Office of the Inspector General
Department of Health and Human Services, August 2011
Prescription drug rebates reduce the program costs of both Medicare Part D and Medicaid. Medicaid rebates are defined by statute; additional rebates are required when prices for brand-name drugs increase faster than inflation. Unlike the Medicaid program, Part D sponsors (or contractors acting on their behalf) negotiate rebates with drug manufacturers without any statutory requirements on rebate amounts. In fact, the law establishing the Part D program expressly prohibits the Government from instituting a price structure for the reimbursement of covered Part D drugs.
In this review, we found that Part D sponsors and State Medicaid agencies paid pharmacies similar amounts for most brand-name drugs under review. However, statutorily defined Medicaid unit rebate amounts for brand-name drugs exceeded Part D unit rebate amounts by a substantial margin. As a result, Medicaid collected nearly two-thirds as much as Part D in rebates for the 100 brand-name drugs ($2.9 billion vs. $4.5 billion), despite having only about one-fourth of the expenditures ($6.4 billion vs. $24 billion).
Overall, rebates reduced Part D expenditures by 19 percent for the 100 brand-name drugs under review (from $24 billion to $19.5 billion) in 2009. Medicaid rebates accounted for a substantially higher percentage of total expenditures, reducing Medicaid spending for the 100 drugs under review by 45 percent (from $6.4 billion to $3.5 billion).
http://oig.hhs.gov/oei/reports/oei-03-10-00320.pdf
Comment:
By Don McCanne, MD
We are inundated with nonsense about how private health insurance competition in the marketplace brings us higher quality at lower costs when compared with government-administered programs.

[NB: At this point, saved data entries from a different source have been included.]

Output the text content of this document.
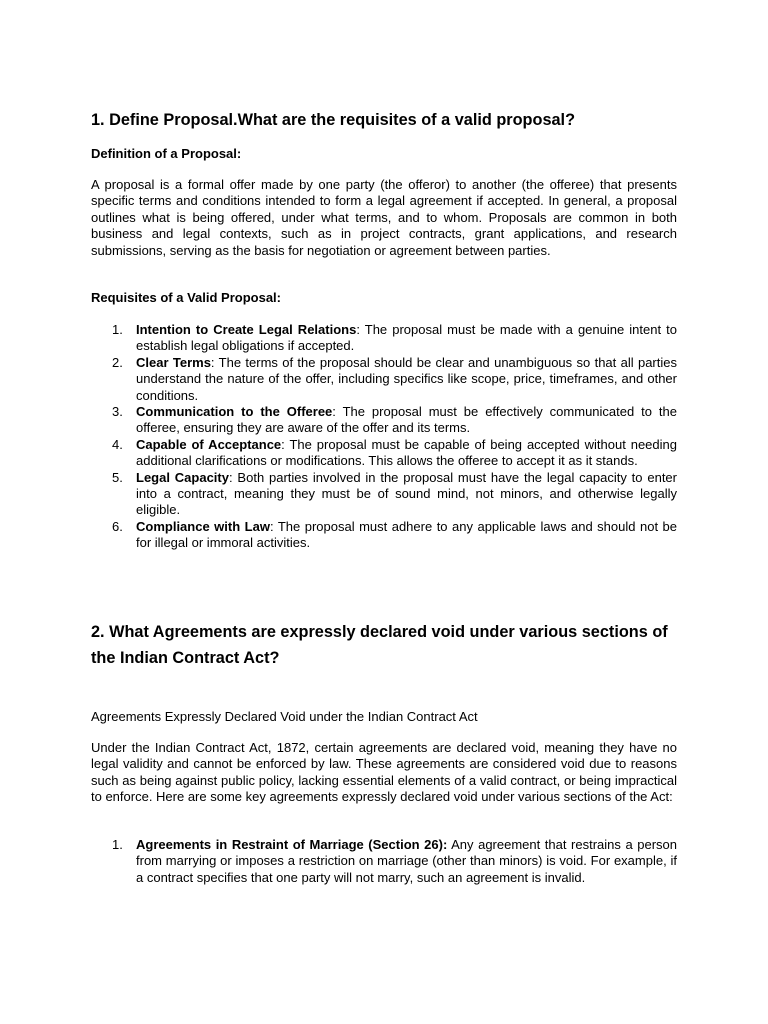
1. Define Proposal.What are the requisites of a valid proposal?

Definition of a Proposal:

A proposal is a formal offer made by one party (the offeror) to another (the offeree) that presents specific terms and conditions intended to form a legal agreement if accepted. In general, a proposal outlines what is being offered, under what terms, and to whom. Proposals are common in both business and legal contexts, such as in project contracts, grant applications, and research submissions, serving as the basis for negotiation or agreement between parties.

Requisites of a Valid Proposal:

1. Intention to Create Legal Relations: The proposal must be made with a genuine intent to establish legal obligations if accepted.
2. Clear Terms: The terms of the proposal should be clear and unambiguous so that all parties understand the nature of the offer, including specifics like scope, price, timeframes, and other conditions.
3. Communication to the Offeree: The proposal must be effectively communicated to the offeree, ensuring they are aware of the offer and its terms.
4. Capable of Acceptance: The proposal must be capable of being accepted without needing additional clarifications or modifications. This allows the offeree to accept it as it stands.
5. Legal Capacity: Both parties involved in the proposal must have the legal capacity to enter into a contract, meaning they must be of sound mind, not minors, and otherwise legally eligible.
6. Compliance with Law: The proposal must adhere to any applicable laws and should not be for illegal or immoral activities.
2. What Agreements are expressly declared void under various sections of the Indian Contract Act?

Agreements Expressly Declared Void under the Indian Contract Act

Under the Indian Contract Act, 1872, certain agreements are declared void, meaning they have no legal validity and cannot be enforced by law. These agreements are considered void due to reasons such as being against public policy, lacking essential elements of a valid contract, or being impractical to enforce. Here are some key agreements expressly declared void under various sections of the Act:

1. Agreements in Restraint of Marriage (Section 26): Any agreement that restrains a person from marrying or imposes a restriction on marriage (other than minors) is void. For example, if a contract specifies that one party will not marry, such an agreement is invalid.
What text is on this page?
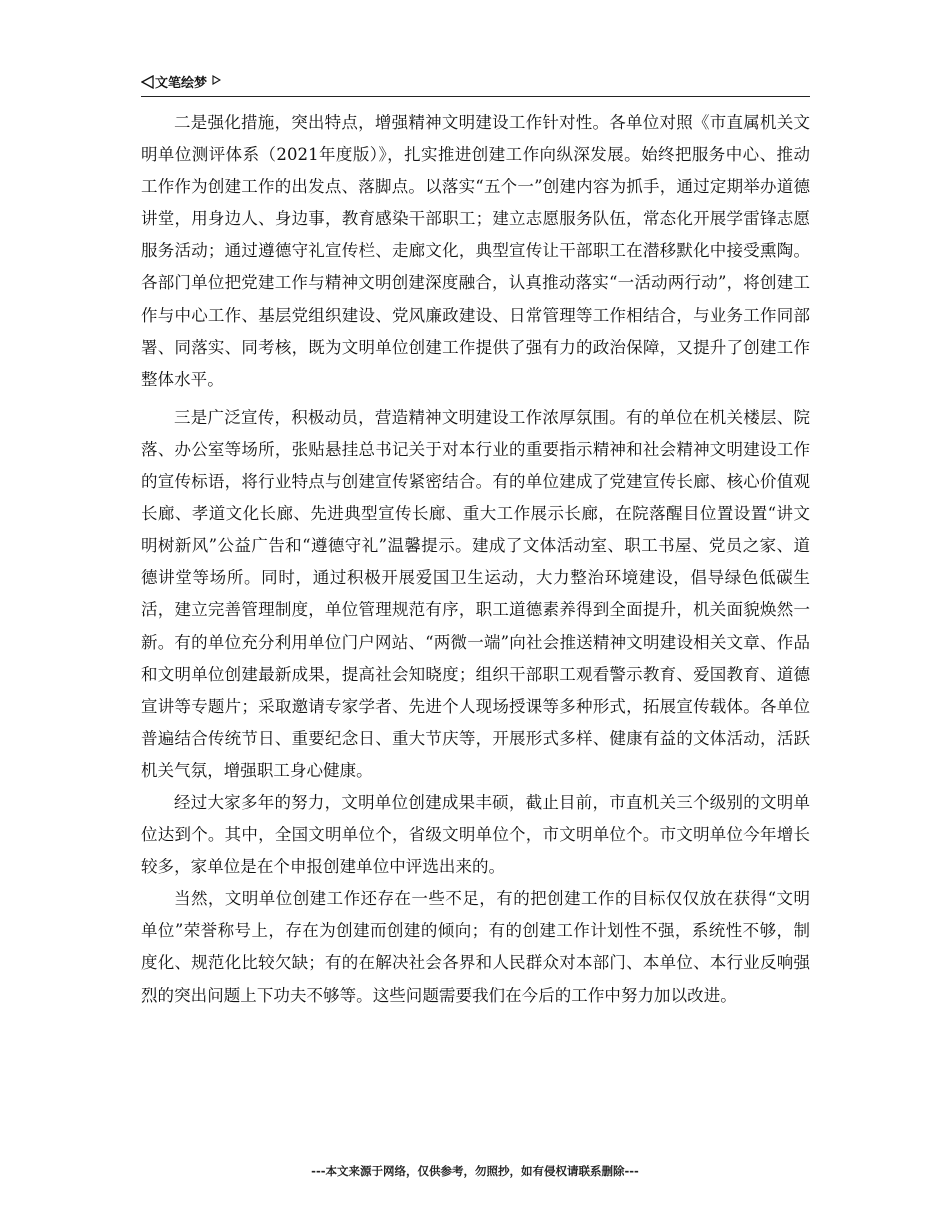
文笔绘梦

二是强化措施，突出特点，增强精神文明建设工作针对性。各单位对照《市直属机关文明单位测评体系（2021年度版）》，扎实推进创建工作向纵深发展。始终把服务中心、推动工作作为创建工作的出发点、落脚点。以落实“五个一”创建内容为抓手，通过定期举办道德讲堂，用身边人、身边事，教育感染干部职工；建立志愿服务队伍，常态化开展学雷锋志愿服务活动；通过遵德守礼宣传栏、走廊文化，典型宣传让干部职工在潜移默化中接受熏陶。各部门单位把党建工作与精神文明创建深度融合，认真推动落实“一活动两行动”，将创建工作与中心工作、基层党组织建设、党风廉政建设、日常管理等工作相结合，与业务工作同部署、同落实、同考核，既为文明单位创建工作提供了强有力的政治保障，又提升了创建工作整体水平。

三是广泛宣传，积极动员，营造精神文明建设工作浓厚氛围。有的单位在机关楼层、院落、办公室等场所，张贴悬挂总书记关于对本行业的重要指示精神和社会精神文明建设工作的宣传标语，将行业特点与创建宣传紧密结合。有的单位建成了党建宣传长廊、核心价值观长廊、孝道文化长廊、先进典型宣传长廊、重大工作展示长廊，在院落醒目位置设置“讲文明树新风”公益广告和“遵德守礼”温馨提示。建成了文体活动室、职工书屋、党员之家、道德讲堂等场所。同时，通过积极开展爱国卫生运动，大力整治环境建设，倡导绿色低碳生活，建立完善管理制度，单位管理规范有序，职工道德素养得到全面提升，机关面貌焕然一新。有的单位充分利用单位门户网站、“两微一端”向社会推送精神文明建设相关文章、作品和文明单位创建最新成果，提高社会知晓度；组织干部职工观看警示教育、爱国教育、道德宣讲等专题片；采取邀请专家学者、先进个人现场授课等多种形式，拓展宣传载体。各单位普遍结合传统节日、重要纪念日、重大节庆等，开展形式多样、健康有益的文体活动，活跃机关气氛，增强职工身心健康。

经过大家多年的努力，文明单位创建成果丰硕，截止目前，市直机关三个级别的文明单位达到个。其中，全国文明单位个，省级文明单位个，市文明单位个。市文明单位今年增长较多，家单位是在个申报创建单位中评选出来的。

当然，文明单位创建工作还存在一些不足，有的把创建工作的目标仅仅放在获得“文明单位”荣誉称号上，存在为创建而创建的倾向；有的创建工作计划性不强，系统性不够，制度化、规范化比较欠缺；有的在解决社会各界和人民群众对本部门、本单位、本行业反响强烈的突出问题上下功夫不够等。这些问题需要我们在今后的工作中努力加以改进。

---本文来源于网络，仅供参考，勿照抄，如有侵权请联系删除---
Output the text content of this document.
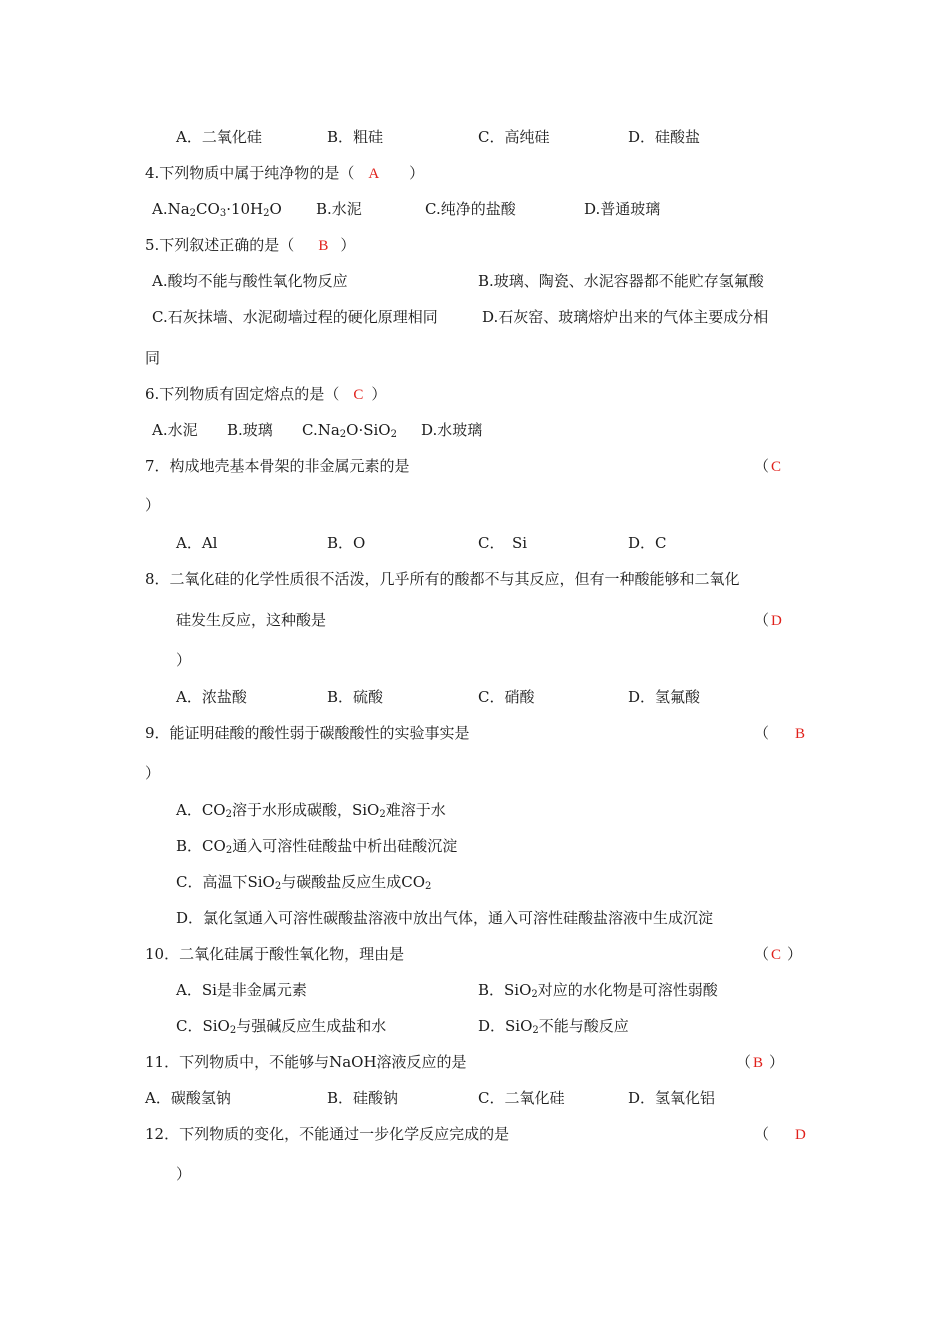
A．二氧化硅	B．粗硅	C．高纯硅	D．硅酸盐
4.下列物质中属于纯净物的是（ A ）
$A.Na_2CO_3\cdot 10H_2O$ B.水泥	C.纯净的盐酸	D.普通玻璃
5.下列叙述正确的是（ B ）
A.酸均不能与酸性氧化物反应	B.玻璃、陶瓷、水泥容器都不能贮存氢氟酸
C.石灰抹墙、水泥砌墙过程的硬化原理相同	D.石灰窑、玻璃熔炉出来的气体主要成分相
同
6.下列物质有固定熔点的是（ C ）
A.水泥 B.玻璃 $C.Na_2O\cdot SiO_2$ D.水玻璃
7．构成地壳基本骨架的非金属元素的是	（ C
）
A．Al	B．O	C．　Si	D．C
8．二氧化硅的化学性质很不活泼，几乎所有的酸都不与其反应，但有一种酸能够和二氧化
硅发生反应，这种酸是	（ D
）
A．浓盐酸	B．硫酸	C．硝酸	D．氢氟酸
9．能证明硅酸的酸性弱于碳酸酸性的实验事实是	（ B
）
A．$CO_2$溶于水形成碳酸，SiO$_2$难溶于水
B．$CO_2$通入可溶性硅酸盐中析出硅酸沉淀
C．高温下SiO$_2$与碳酸盐反应生成$CO_2$
D．氯化氢通入可溶性碳酸盐溶液中放出气体，通入可溶性硅酸盐溶液中生成沉淀
10．二氧化硅属于酸性氧化物，理由是	（ C ）
A．Si是非金属元素	B．SiO$_2$对应的水化物是可溶性弱酸
C．SiO$_2$与强碱反应生成盐和水	D．SiO$_2$不能与酸反应
11．下列物质中，不能够与NaOH溶液反应的是	（ B ）
A．碳酸氢钠	B．硅酸钠	C．二氧化硅	D．氢氧化铝
12．下列物质的变化，不能通过一步化学反应完成的是	（ D
）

This study by the Inspector General of Health and Human Services provides an enlightening test of that theory by controlling for quality while measuring the differences in cost. Both Medicaid (government) and Medicare Part D (private) use the same brand-name drugs with identical quality, so cost becomes the sole variable.
Our government-run Medicaid program has been able to negotiate a 45 percent discount on these brand-name drugs, whereas the private Medicare Part D sponsors or contractors have been able to extract only a 19 percent discount on these same drugs. Clearly, when quality is controlled, the private sector brings us much higher prices than does the government.
Under a single payer national health program – an improved Medicare for All – these highly wasteful middlemen would be eliminated and the government would use its monopsonistic buying power to get the prices right. Payment would be based on actual costs, including legitimate research, plus fair profits.
Having to change the rhetorical framing of the dialog from “markets and competition” to “social solidarity” is a small price to pay for achieving the efficient use of our health care dollars. Thinking about that, being able to dump the ideology behind the intrusive, wasteful middlemen is not a price that we would be paying, but a superb benefit that we would be gaining.